11年前に作った厨子を補修して収めてきました。大阪の開業医を営むお宅ですが、その先代のお父様の位牌を納めるために作らせてもらいました。幅・800ミリの板に留端嵌(とめはしばめ)を付けるというのは、金具で補強してあってもやはり無理がありました。板側の留の部分で亀裂が入るというお粗末でした。端嵌の留部分を若干切り落として、亀裂を漆糊で埋めて、全体に拭漆を施し直しました。鉄筋コンクリート造りの医院の階上に置かれています。空調などすべて無垢板の家具にとっては厳しい条件ですが、その他に不具合はなく拭漆というのは無垢板の家具を保護・装飾するには優秀な方法だとあらためて思いました。

拭漆タモ造の厨子。
間口・1350x奥行き800x高さ・1440ミリ

4枚の開き戸は、1枚の板を割って使っています。

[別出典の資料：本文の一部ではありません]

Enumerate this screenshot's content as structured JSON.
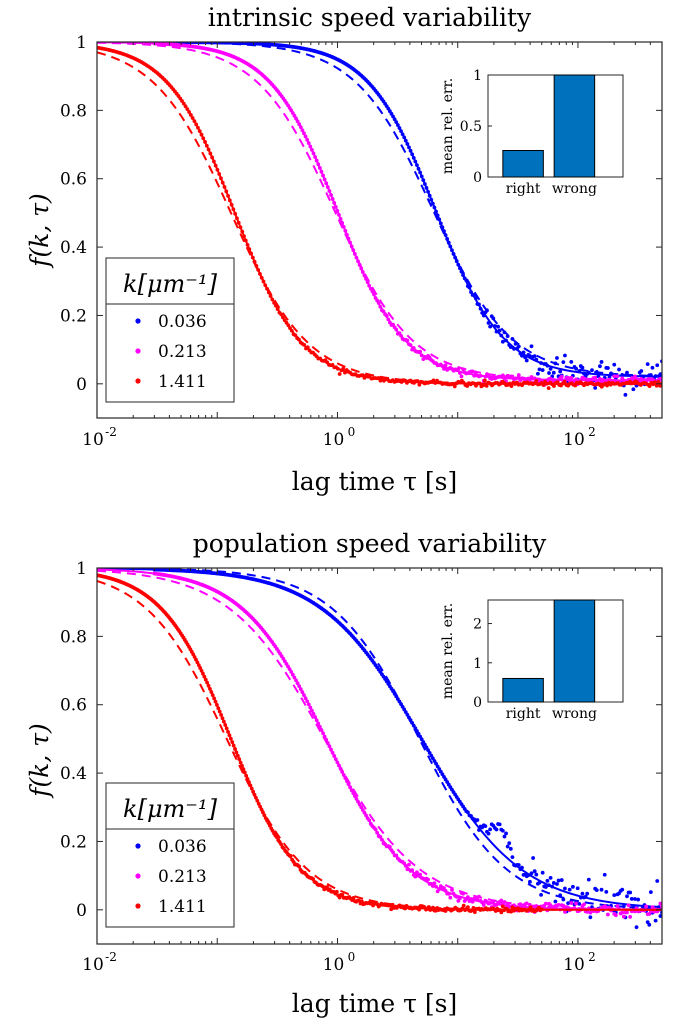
{
  "figure": {
    "ylabel": "f(k, τ)",
    "xlabel": "lag time τ [s]",
    "legend_title": "k[μm⁻¹]"
  },
  "colors": {
    "blue": "#0000ff",
    "magenta": "#ff00ff",
    "red": "#ff0000",
    "inset_bar": "#0072bd"
  },
  "chart_data": [
    {
      "type": "line",
      "title": "intrinsic speed variability",
      "xlabel": "lag time τ [s]",
      "ylabel": "f(k, τ)",
      "xscale": "log",
      "xlim": [
        0.01,
        500
      ],
      "ylim": [
        -0.1,
        1
      ],
      "xticks": [
        0.01,
        1,
        100
      ],
      "xtick_labels": [
        "10",
        "10",
        "10"
      ],
      "xtick_exponents": [
        "-2",
        "0",
        "2"
      ],
      "yticks": [
        0,
        0.2,
        0.4,
        0.6,
        0.8,
        1
      ],
      "ytick_labels": [
        "0",
        "0.2",
        "0.4",
        "0.6",
        "0.8",
        "1"
      ],
      "legend": {
        "title": "k[μm⁻¹]",
        "placement": "bottom-left",
        "entries": [
          "0.036",
          "0.213",
          "1.411"
        ]
      },
      "series": [
        {
          "name": "0.036",
          "color": "#0000ff",
          "tau_half": 6.5,
          "hill": 1.55,
          "plateau": 0.02,
          "noise": 0.025,
          "data_x_range": [
            0.03,
            500
          ],
          "dashed": {
            "tau_half": 6.2,
            "hill": 1.35,
            "plateau": 0.02
          }
        },
        {
          "name": "0.213",
          "color": "#ff00ff",
          "tau_half": 1.0,
          "hill": 1.55,
          "plateau": 0.01,
          "noise": 0.006,
          "data_x_range": [
            0.03,
            500
          ],
          "dashed": {
            "tau_half": 0.95,
            "hill": 1.35,
            "plateau": 0.01
          }
        },
        {
          "name": "1.411",
          "color": "#ff0000",
          "tau_half": 0.14,
          "hill": 1.55,
          "plateau": 0.0,
          "noise": 0.004,
          "data_x_range": [
            0.01,
            500
          ],
          "dashed": {
            "tau_half": 0.13,
            "hill": 1.35,
            "plateau": 0.0
          }
        }
      ],
      "inset": {
        "type": "bar",
        "ylabel": "mean rel. err.",
        "categories": [
          "right",
          "wrong"
        ],
        "values": [
          0.26,
          1.0
        ],
        "ylim": [
          0,
          1
        ],
        "yticks": [
          0,
          0.5,
          1
        ],
        "ytick_labels": [
          "0",
          "0.5",
          "1"
        ]
      }
    },
    {
      "type": "line",
      "title": "population speed variability",
      "xlabel": "lag time τ [s]",
      "ylabel": "f(k, τ)",
      "xscale": "log",
      "xlim": [
        0.01,
        500
      ],
      "ylim": [
        -0.1,
        1
      ],
      "xticks": [
        0.01,
        1,
        100
      ],
      "xtick_labels": [
        "10",
        "10",
        "10"
      ],
      "xtick_exponents": [
        "-2",
        "0",
        "2"
      ],
      "yticks": [
        0,
        0.2,
        0.4,
        0.6,
        0.8,
        1
      ],
      "ytick_labels": [
        "0",
        "0.2",
        "0.4",
        "0.6",
        "0.8",
        "1"
      ],
      "legend": {
        "title": "k[μm⁻¹]",
        "placement": "bottom-left",
        "entries": [
          "0.036",
          "0.213",
          "1.411"
        ]
      },
      "series": [
        {
          "name": "0.036",
          "color": "#0000ff",
          "tau_half": 5.0,
          "hill": 1.05,
          "plateau": 0.0,
          "noise": 0.03,
          "data_x_range": [
            0.03,
            500
          ],
          "bump": true,
          "dashed": {
            "tau_half": 4.8,
            "hill": 1.2,
            "plateau": 0.0
          }
        },
        {
          "name": "0.213",
          "color": "#ff00ff",
          "tau_half": 0.8,
          "hill": 1.25,
          "plateau": 0.0,
          "noise": 0.008,
          "data_x_range": [
            0.03,
            500
          ],
          "dashed": {
            "tau_half": 0.78,
            "hill": 1.1,
            "plateau": 0.0
          }
        },
        {
          "name": "1.411",
          "color": "#ff0000",
          "tau_half": 0.13,
          "hill": 1.5,
          "plateau": 0.0,
          "noise": 0.004,
          "data_x_range": [
            0.01,
            50
          ],
          "dashed": {
            "tau_half": 0.12,
            "hill": 1.3,
            "plateau": 0.0
          }
        }
      ],
      "inset": {
        "type": "bar",
        "ylabel": "mean rel. err.",
        "categories": [
          "right",
          "wrong"
        ],
        "values": [
          0.6,
          2.6
        ],
        "ylim": [
          0,
          2.6
        ],
        "yticks": [
          0,
          1,
          2
        ],
        "ytick_labels": [
          "0",
          "1",
          "2"
        ]
      }
    }
  ]
}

作家先生の大好きなブックマッチではありません。あれはなんだか鯵の開きか動物のファーのような野蛮な趣味で好きではありません(鯵の開きは食品としては大好きです)。それに必ず片方が木裏使いになってしまい、日本の木工の伝統からはご法度なやり方です。

上(位牌を納める本体)は独立しています。